O prejudicial é que as
grandes causas da luta sindical ficam em segundo plano. E isso é ótimo para
quem não quer ver o avanço dos Agentes de Polícia Federal, por exemplo. O que
vejo como principais medidas são: tratar uma representação que se reduz a uma
cópia literal de um Relatório Investigativo como plágio; buscar a autonomia de
setores chefiados por Agentes e Escrivães para poderem enviar Ofícios para
outros órgãos, afinal, a maioria já é feita por eles, porém sem sua assinatura;
pedir autonomia pelo menos na fase investigativa de IPLs que provoquem
Operações Policiais, comunicando-se formalmente com o MP mesmo sem derrubar a
figura do Inquérito Policial; promover
capacitação de liderança e produção de Relatórios de Análises para EPA’s (seja
da Inteligência Policial, do Núcleo Operacional, do Setor de Análise ou da Polícia
Administrativa), porque muitos clamam por Carreira Única, mas não sabem colocar
no papel de forma elaborada e completa o que investigam.
Ou seja, apresentar-se à
sociedade como Agente Público de credibilidade e galgar passos no Judiciário
para mudar, em pontos específicos, a estrutura vigente, pois o MP e o
Judiciário são quem mais conhecem a estrutura da Polícia Judiciária no Brasil.
Ao invés disso, busca-se no Judiciário benefícios financeiros, e espera-se por
Lobbys no Congresso Nacional para uma alteração legislativa que mude tudo no
que se refere à autonomia e crescimento profissional. Entretanto, estas vontades
necessitam de trabalho, de dever, de aperfeiçoamento, e é isso que às vezes é
decepcionante: a luta de aumentar os direitos sem elevar as responsabilidades,
por exemplo, assumindo previamente patamares de maior visibilidade.
Talvez não tenha ficado
claro, mas o principal objetivo do texto foi mostrar que a “causa” deve se
isentar de “esmolas”, de diferenciações. A luta principal deve ser a autonomia,
a remuneração extra pelo resultado no trabalho por meio de promoções e o
salário equiparado a outras classes profissionais. Afinal, todos têm sua função
social, todos demandam esforço e habilidades específicas, seja um gari ou um
deputado. Quando chegarmos nesse nível, as profissões vão atrair pessoas pelo
que elas gostam, e não porque o pai obrigou a fazer Medicina ou Direito, nem
porque ganha “bem” e é estável.
Quanto à “carteirada”, para
finalizar, se no Brasil houvesse uma cultura de heroísmo policial, na qual
tivesse um ajuste entre sociedade e polícia, e a entrada gratuita fosse tratada
como atitude nobre, como ocorre em países desenvolvidos, eu me calaria.

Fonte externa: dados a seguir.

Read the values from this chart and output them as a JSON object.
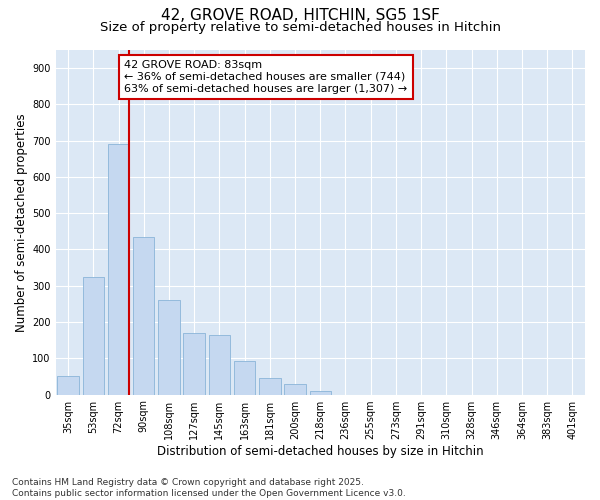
{
  "title_line1": "42, GROVE ROAD, HITCHIN, SG5 1SF",
  "title_line2": "Size of property relative to semi-detached houses in Hitchin",
  "xlabel": "Distribution of semi-detached houses by size in Hitchin",
  "ylabel": "Number of semi-detached properties",
  "categories": [
    "35sqm",
    "53sqm",
    "72sqm",
    "90sqm",
    "108sqm",
    "127sqm",
    "145sqm",
    "163sqm",
    "181sqm",
    "200sqm",
    "218sqm",
    "236sqm",
    "255sqm",
    "273sqm",
    "291sqm",
    "310sqm",
    "328sqm",
    "346sqm",
    "364sqm",
    "383sqm",
    "401sqm"
  ],
  "values": [
    50,
    325,
    690,
    435,
    260,
    170,
    165,
    92,
    47,
    30,
    10,
    0,
    0,
    0,
    0,
    0,
    0,
    0,
    0,
    0,
    0
  ],
  "bar_color": "#c5d8f0",
  "bar_edge_color": "#8ab4d8",
  "vline_color": "#cc0000",
  "annotation_text": "42 GROVE ROAD: 83sqm\n← 36% of semi-detached houses are smaller (744)\n63% of semi-detached houses are larger (1,307) →",
  "annotation_box_facecolor": "white",
  "annotation_box_edgecolor": "#cc0000",
  "ylim": [
    0,
    950
  ],
  "yticks": [
    0,
    100,
    200,
    300,
    400,
    500,
    600,
    700,
    800,
    900
  ],
  "background_color": "#ffffff",
  "plot_bg_color": "#dce8f5",
  "grid_color": "#ffffff",
  "footer_text": "Contains HM Land Registry data © Crown copyright and database right 2025.\nContains public sector information licensed under the Open Government Licence v3.0.",
  "title_fontsize": 11,
  "subtitle_fontsize": 9.5,
  "axis_label_fontsize": 8.5,
  "tick_fontsize": 7,
  "annotation_fontsize": 8,
  "footer_fontsize": 6.5
}
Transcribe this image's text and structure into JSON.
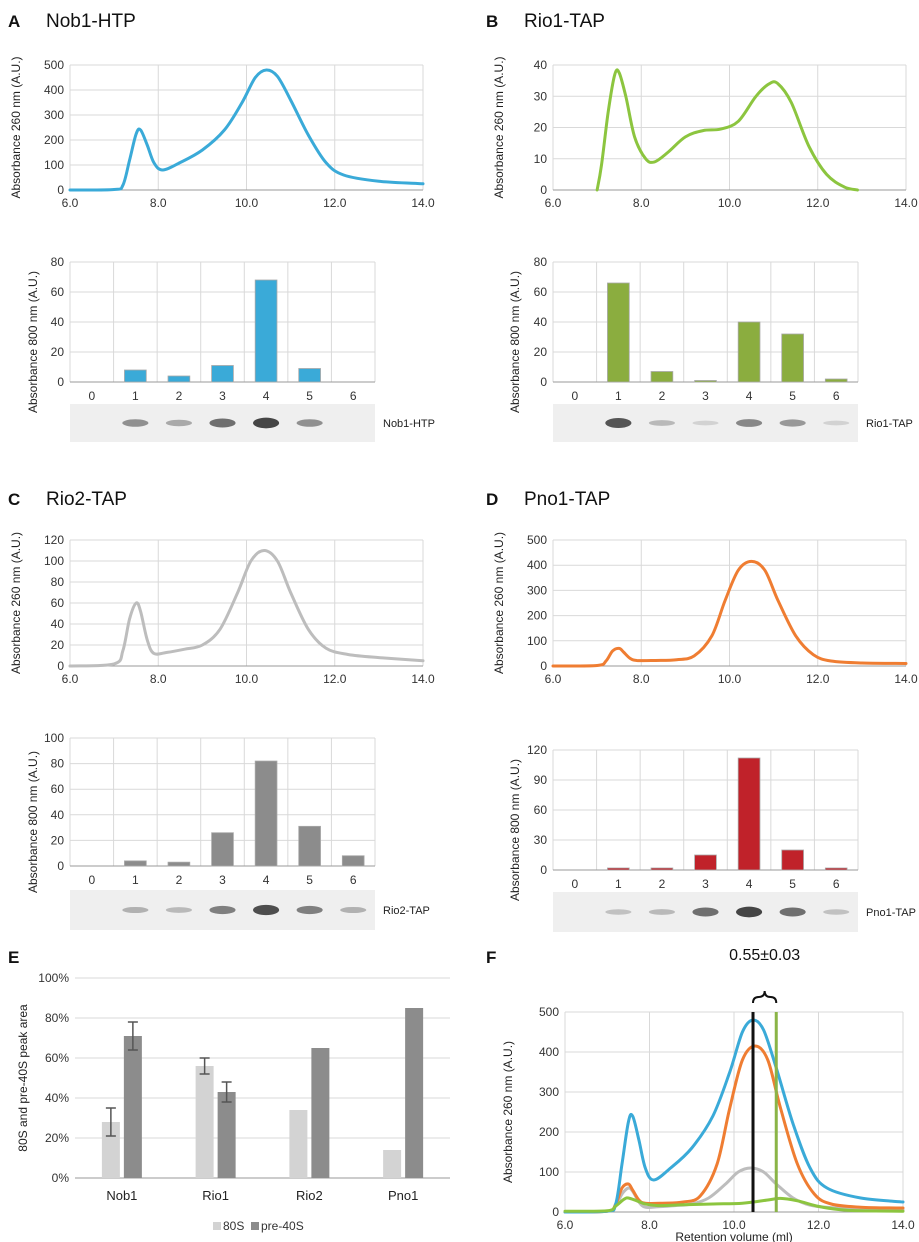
{
  "colors": {
    "nob1": "#3aaad8",
    "rio1_line": "#8cc53f",
    "rio1_bar": "#8bad3f",
    "rio2_line": "#bdbdbd",
    "rio2_bar": "#8c8c8c",
    "pno1_line": "#ef7d32",
    "pno1_bar": "#c0222a",
    "bar_80S": "#d3d3d3",
    "bar_pre40S": "#8c8c8c",
    "grid": "#d9d9d9",
    "marker_black": "#111111",
    "marker_green": "#8ab447"
  },
  "chart_data": [
    {
      "id": "A_top",
      "letter": "A",
      "title": "Nob1-HTP",
      "type": "line",
      "ylabel": "Absorbance 260 nm (A.U.)",
      "xlabel": "",
      "xlim": [
        6,
        14
      ],
      "ylim": [
        0,
        500
      ],
      "xticks": [
        "6.0",
        "8.0",
        "10.0",
        "12.0",
        "14.0"
      ],
      "yticks": [
        "0",
        "100",
        "200",
        "300",
        "400",
        "500"
      ],
      "color": "nob1",
      "x": [
        6.0,
        7.0,
        7.2,
        7.35,
        7.5,
        7.6,
        7.75,
        7.9,
        8.1,
        8.5,
        9.0,
        9.5,
        9.9,
        10.2,
        10.45,
        10.7,
        11.0,
        11.4,
        11.8,
        12.2,
        13.0,
        14.0
      ],
      "y": [
        0,
        2,
        20,
        120,
        225,
        240,
        180,
        110,
        80,
        110,
        160,
        240,
        350,
        450,
        480,
        455,
        360,
        220,
        110,
        60,
        35,
        25
      ]
    },
    {
      "id": "A_bar",
      "type": "bar",
      "ylabel": "Absorbance 800 nm (A.U.)",
      "categories": [
        "0",
        "1",
        "2",
        "3",
        "4",
        "5",
        "6"
      ],
      "values": [
        0,
        8,
        4,
        11,
        68,
        9,
        0
      ],
      "ylim": [
        0,
        80
      ],
      "yticks": [
        "0",
        "20",
        "40",
        "60",
        "80"
      ],
      "color": "nob1",
      "gel_label": "Nob1-HTP",
      "gel_bands": [
        0,
        0.5,
        0.35,
        0.7,
        0.95,
        0.5,
        0
      ]
    },
    {
      "id": "B_top",
      "letter": "B",
      "title": "Rio1-TAP",
      "type": "line",
      "ylabel": "Absorbance 260 nm (A.U.)",
      "xlabel": "",
      "xlim": [
        6,
        14
      ],
      "ylim": [
        0,
        40
      ],
      "xticks": [
        "6.0",
        "8.0",
        "10.0",
        "12.0",
        "14.0"
      ],
      "yticks": [
        "0",
        "10",
        "20",
        "30",
        "40"
      ],
      "color": "rio1_line",
      "x": [
        7.0,
        7.1,
        7.25,
        7.4,
        7.5,
        7.65,
        7.85,
        8.1,
        8.3,
        8.6,
        9.0,
        9.4,
        9.8,
        10.2,
        10.6,
        10.9,
        11.1,
        11.4,
        11.8,
        12.2,
        12.6,
        12.9
      ],
      "y": [
        0,
        8,
        25,
        37,
        37.5,
        30,
        17,
        10,
        9,
        12,
        17,
        19,
        19.5,
        22,
        30,
        34,
        34,
        28,
        14,
        5,
        1,
        0
      ]
    },
    {
      "id": "B_bar",
      "type": "bar",
      "ylabel": "Absorbance 800 nm (A.U.)",
      "categories": [
        "0",
        "1",
        "2",
        "3",
        "4",
        "5",
        "6"
      ],
      "values": [
        0,
        66,
        7,
        1,
        40,
        32,
        2
      ],
      "ylim": [
        0,
        80
      ],
      "yticks": [
        "0",
        "20",
        "40",
        "60",
        "80"
      ],
      "color": "rio1_bar",
      "gel_label": "Rio1-TAP",
      "gel_bands": [
        0,
        0.85,
        0.25,
        0.1,
        0.55,
        0.45,
        0.1
      ]
    },
    {
      "id": "C_top",
      "letter": "C",
      "title": "Rio2-TAP",
      "type": "line",
      "ylabel": "Absorbance 260 nm (A.U.)",
      "xlabel": "",
      "xlim": [
        6,
        14
      ],
      "ylim": [
        0,
        120
      ],
      "xticks": [
        "6.0",
        "8.0",
        "10.0",
        "12.0",
        "14.0"
      ],
      "yticks": [
        "0",
        "20",
        "40",
        "60",
        "80",
        "100",
        "120"
      ],
      "color": "rio2_line",
      "x": [
        6.0,
        7.0,
        7.2,
        7.35,
        7.5,
        7.6,
        7.75,
        7.9,
        8.2,
        8.6,
        9.0,
        9.4,
        9.8,
        10.1,
        10.4,
        10.7,
        11.0,
        11.4,
        11.8,
        12.3,
        13.0,
        14.0
      ],
      "y": [
        0,
        2,
        15,
        45,
        60,
        52,
        25,
        12,
        13,
        16,
        20,
        35,
        70,
        100,
        110,
        100,
        70,
        35,
        17,
        11,
        8,
        5
      ]
    },
    {
      "id": "C_bar",
      "type": "bar",
      "ylabel": "Absorbance 800 nm (A.U.)",
      "categories": [
        "0",
        "1",
        "2",
        "3",
        "4",
        "5",
        "6"
      ],
      "values": [
        0,
        4,
        3,
        26,
        82,
        31,
        8
      ],
      "ylim": [
        0,
        100
      ],
      "yticks": [
        "0",
        "20",
        "40",
        "60",
        "80",
        "100"
      ],
      "color": "rio2_bar",
      "gel_label": "Rio2-TAP",
      "gel_bands": [
        0,
        0.3,
        0.25,
        0.6,
        0.9,
        0.6,
        0.3
      ]
    },
    {
      "id": "D_top",
      "letter": "D",
      "title": "Pno1-TAP",
      "type": "line",
      "ylabel": "Absorbance 260 nm (A.U.)",
      "xlabel": "",
      "xlim": [
        6,
        14
      ],
      "ylim": [
        0,
        500
      ],
      "xticks": [
        "6.0",
        "8.0",
        "10.0",
        "12.0",
        "14.0"
      ],
      "yticks": [
        "0",
        "100",
        "200",
        "300",
        "400",
        "500"
      ],
      "color": "pno1_line",
      "x": [
        6.0,
        7.0,
        7.2,
        7.35,
        7.5,
        7.6,
        7.75,
        7.9,
        8.3,
        8.8,
        9.2,
        9.6,
        9.9,
        10.2,
        10.5,
        10.8,
        11.1,
        11.5,
        11.9,
        12.3,
        13.0,
        14.0
      ],
      "y": [
        0,
        2,
        20,
        60,
        70,
        55,
        30,
        22,
        22,
        25,
        40,
        120,
        260,
        380,
        415,
        380,
        260,
        120,
        45,
        20,
        12,
        10
      ]
    },
    {
      "id": "D_bar",
      "type": "bar",
      "ylabel": "Absorbance 800 nm (A.U.)",
      "categories": [
        "0",
        "1",
        "2",
        "3",
        "4",
        "5",
        "6"
      ],
      "values": [
        0,
        2,
        2,
        15,
        112,
        20,
        2
      ],
      "ylim": [
        0,
        120
      ],
      "yticks": [
        "0",
        "30",
        "60",
        "90",
        "120"
      ],
      "color": "pno1_bar",
      "gel_label": "Pno1-TAP",
      "gel_bands": [
        0,
        0.2,
        0.25,
        0.7,
        0.95,
        0.7,
        0.2
      ]
    },
    {
      "id": "E",
      "letter": "E",
      "type": "bar",
      "ylabel": "80S and pre-40S peak area",
      "categories": [
        "Nob1",
        "Rio1",
        "Rio2",
        "Pno1"
      ],
      "ylim": [
        0,
        100
      ],
      "yticks": [
        "0%",
        "20%",
        "40%",
        "60%",
        "80%",
        "100%"
      ],
      "series": [
        {
          "name": "80S",
          "values": [
            28,
            56,
            34,
            14
          ],
          "errors": [
            7,
            4,
            0,
            0
          ],
          "color": "bar_80S"
        },
        {
          "name": "pre-40S",
          "values": [
            71,
            43,
            65,
            85
          ],
          "errors": [
            7,
            5,
            0,
            0
          ],
          "color": "bar_pre40S"
        }
      ],
      "legend": "bottom"
    },
    {
      "id": "F",
      "letter": "F",
      "type": "line",
      "ylabel": "Absorbance 260 nm (A.U.)",
      "xlabel": "Retention volume (ml)",
      "xlim": [
        6,
        14
      ],
      "ylim": [
        0,
        500
      ],
      "xticks": [
        "6.0",
        "8.0",
        "10.0",
        "12.0",
        "14.0"
      ],
      "yticks": [
        "0",
        "100",
        "200",
        "300",
        "400",
        "500"
      ],
      "annotation": "0.55±0.03",
      "markers": [
        10.45,
        11.0
      ],
      "series_refs": [
        "A_top",
        "C_top",
        "D_top",
        "B_top_overlay"
      ],
      "overlay_rio1": {
        "x": [
          6.0,
          7.0,
          7.2,
          7.4,
          7.5,
          7.7,
          7.9,
          8.2,
          8.8,
          9.5,
          10.2,
          10.8,
          11.1,
          11.5,
          12.0,
          12.5,
          13.0,
          14.0
        ],
        "y": [
          2,
          3,
          15,
          32,
          35,
          28,
          20,
          16,
          18,
          20,
          22,
          30,
          34,
          28,
          14,
          6,
          3,
          2
        ]
      }
    }
  ]
}
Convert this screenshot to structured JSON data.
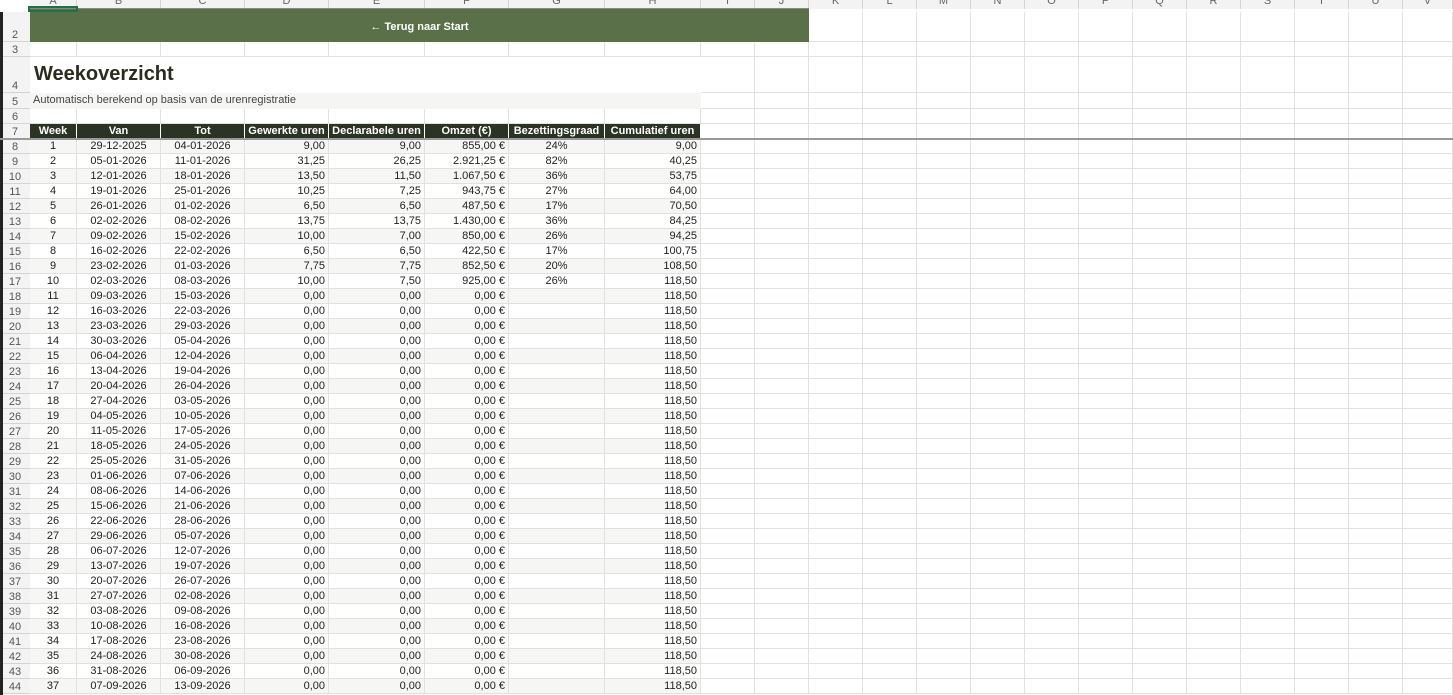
{
  "columns": [
    "A",
    "B",
    "C",
    "D",
    "E",
    "F",
    "G",
    "H",
    "I",
    "J",
    "K",
    "L",
    "M",
    "N",
    "O",
    "P",
    "Q",
    "R",
    "S",
    "T",
    "U",
    "V"
  ],
  "row_numbers": [
    "2",
    "3",
    "4",
    "5",
    "6",
    "7",
    "8",
    "9",
    "10",
    "11",
    "12",
    "13",
    "14",
    "15",
    "16",
    "17",
    "18",
    "19",
    "20",
    "21",
    "22",
    "23",
    "24",
    "25",
    "26",
    "27",
    "28",
    "29",
    "30",
    "31",
    "32",
    "33",
    "34",
    "35",
    "36",
    "37",
    "38",
    "39",
    "40",
    "41",
    "42",
    "43",
    "44"
  ],
  "banner": {
    "label": "← Terug naar Start",
    "color": "#5a7049"
  },
  "title": "Weekoverzicht",
  "subtitle": "Automatisch berekend op basis van de urenregistratie",
  "table": {
    "header_color": "#2b3324",
    "headers": [
      "Week",
      "Van",
      "Tot",
      "Gewerkte uren",
      "Declarabele uren",
      "Omzet (€)",
      "Bezettingsgraad",
      "Cumulatief uren"
    ],
    "rows": [
      [
        "1",
        "29-12-2025",
        "04-01-2026",
        "9,00",
        "9,00",
        "855,00 €",
        "24%",
        "9,00"
      ],
      [
        "2",
        "05-01-2026",
        "11-01-2026",
        "31,25",
        "26,25",
        "2.921,25 €",
        "82%",
        "40,25"
      ],
      [
        "3",
        "12-01-2026",
        "18-01-2026",
        "13,50",
        "11,50",
        "1.067,50 €",
        "36%",
        "53,75"
      ],
      [
        "4",
        "19-01-2026",
        "25-01-2026",
        "10,25",
        "7,25",
        "943,75 €",
        "27%",
        "64,00"
      ],
      [
        "5",
        "26-01-2026",
        "01-02-2026",
        "6,50",
        "6,50",
        "487,50 €",
        "17%",
        "70,50"
      ],
      [
        "6",
        "02-02-2026",
        "08-02-2026",
        "13,75",
        "13,75",
        "1.430,00 €",
        "36%",
        "84,25"
      ],
      [
        "7",
        "09-02-2026",
        "15-02-2026",
        "10,00",
        "7,00",
        "850,00 €",
        "26%",
        "94,25"
      ],
      [
        "8",
        "16-02-2026",
        "22-02-2026",
        "6,50",
        "6,50",
        "422,50 €",
        "17%",
        "100,75"
      ],
      [
        "9",
        "23-02-2026",
        "01-03-2026",
        "7,75",
        "7,75",
        "852,50 €",
        "20%",
        "108,50"
      ],
      [
        "10",
        "02-03-2026",
        "08-03-2026",
        "10,00",
        "7,50",
        "925,00 €",
        "26%",
        "118,50"
      ],
      [
        "11",
        "09-03-2026",
        "15-03-2026",
        "0,00",
        "0,00",
        "0,00 €",
        "",
        "118,50"
      ],
      [
        "12",
        "16-03-2026",
        "22-03-2026",
        "0,00",
        "0,00",
        "0,00 €",
        "",
        "118,50"
      ],
      [
        "13",
        "23-03-2026",
        "29-03-2026",
        "0,00",
        "0,00",
        "0,00 €",
        "",
        "118,50"
      ],
      [
        "14",
        "30-03-2026",
        "05-04-2026",
        "0,00",
        "0,00",
        "0,00 €",
        "",
        "118,50"
      ],
      [
        "15",
        "06-04-2026",
        "12-04-2026",
        "0,00",
        "0,00",
        "0,00 €",
        "",
        "118,50"
      ],
      [
        "16",
        "13-04-2026",
        "19-04-2026",
        "0,00",
        "0,00",
        "0,00 €",
        "",
        "118,50"
      ],
      [
        "17",
        "20-04-2026",
        "26-04-2026",
        "0,00",
        "0,00",
        "0,00 €",
        "",
        "118,50"
      ],
      [
        "18",
        "27-04-2026",
        "03-05-2026",
        "0,00",
        "0,00",
        "0,00 €",
        "",
        "118,50"
      ],
      [
        "19",
        "04-05-2026",
        "10-05-2026",
        "0,00",
        "0,00",
        "0,00 €",
        "",
        "118,50"
      ],
      [
        "20",
        "11-05-2026",
        "17-05-2026",
        "0,00",
        "0,00",
        "0,00 €",
        "",
        "118,50"
      ],
      [
        "21",
        "18-05-2026",
        "24-05-2026",
        "0,00",
        "0,00",
        "0,00 €",
        "",
        "118,50"
      ],
      [
        "22",
        "25-05-2026",
        "31-05-2026",
        "0,00",
        "0,00",
        "0,00 €",
        "",
        "118,50"
      ],
      [
        "23",
        "01-06-2026",
        "07-06-2026",
        "0,00",
        "0,00",
        "0,00 €",
        "",
        "118,50"
      ],
      [
        "24",
        "08-06-2026",
        "14-06-2026",
        "0,00",
        "0,00",
        "0,00 €",
        "",
        "118,50"
      ],
      [
        "25",
        "15-06-2026",
        "21-06-2026",
        "0,00",
        "0,00",
        "0,00 €",
        "",
        "118,50"
      ],
      [
        "26",
        "22-06-2026",
        "28-06-2026",
        "0,00",
        "0,00",
        "0,00 €",
        "",
        "118,50"
      ],
      [
        "27",
        "29-06-2026",
        "05-07-2026",
        "0,00",
        "0,00",
        "0,00 €",
        "",
        "118,50"
      ],
      [
        "28",
        "06-07-2026",
        "12-07-2026",
        "0,00",
        "0,00",
        "0,00 €",
        "",
        "118,50"
      ],
      [
        "29",
        "13-07-2026",
        "19-07-2026",
        "0,00",
        "0,00",
        "0,00 €",
        "",
        "118,50"
      ],
      [
        "30",
        "20-07-2026",
        "26-07-2026",
        "0,00",
        "0,00",
        "0,00 €",
        "",
        "118,50"
      ],
      [
        "31",
        "27-07-2026",
        "02-08-2026",
        "0,00",
        "0,00",
        "0,00 €",
        "",
        "118,50"
      ],
      [
        "32",
        "03-08-2026",
        "09-08-2026",
        "0,00",
        "0,00",
        "0,00 €",
        "",
        "118,50"
      ],
      [
        "33",
        "10-08-2026",
        "16-08-2026",
        "0,00",
        "0,00",
        "0,00 €",
        "",
        "118,50"
      ],
      [
        "34",
        "17-08-2026",
        "23-08-2026",
        "0,00",
        "0,00",
        "0,00 €",
        "",
        "118,50"
      ],
      [
        "35",
        "24-08-2026",
        "30-08-2026",
        "0,00",
        "0,00",
        "0,00 €",
        "",
        "118,50"
      ],
      [
        "36",
        "31-08-2026",
        "06-09-2026",
        "0,00",
        "0,00",
        "0,00 €",
        "",
        "118,50"
      ],
      [
        "37",
        "07-09-2026",
        "13-09-2026",
        "0,00",
        "0,00",
        "0,00 €",
        "",
        "118,50"
      ]
    ]
  }
}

Mas no
Brasil não, no Brasil é “feio”. As pessoas criticam essa atitude, elas não lhe
conferem o mesmo respeito ao policial que não aceita a “carteirada”. O caminho
é, primeiramente, conquistar a sociedade, e depois usufruir do reconhecimento.
É muito chão pela frente!
As mudanças precisa ser mais profundas, não apenas no policial, mas também nos cidadãos. A palavra que resume o conjunto de acontecimentos necessários para o ideal, chamo de EDUCAÇÃO do sentido amplo para o estrito, desde as políticas governamentais de educação, até os ensinamentos de casa. Acho que mais 500 anos pela frente. Nosso olhar para esses problemas sociais, que afetam povo, funções públicas e a todos que nesse país estão, trazem apenas tristeza e até uma ponta de desesperança, então as vezes evito pensar a fundo, pois a sociedade não quer a verdade, não é o momento, sendo assim vivemos, fingindo a ignorância que no Brasil, na maioria das vezes, é uma bênção.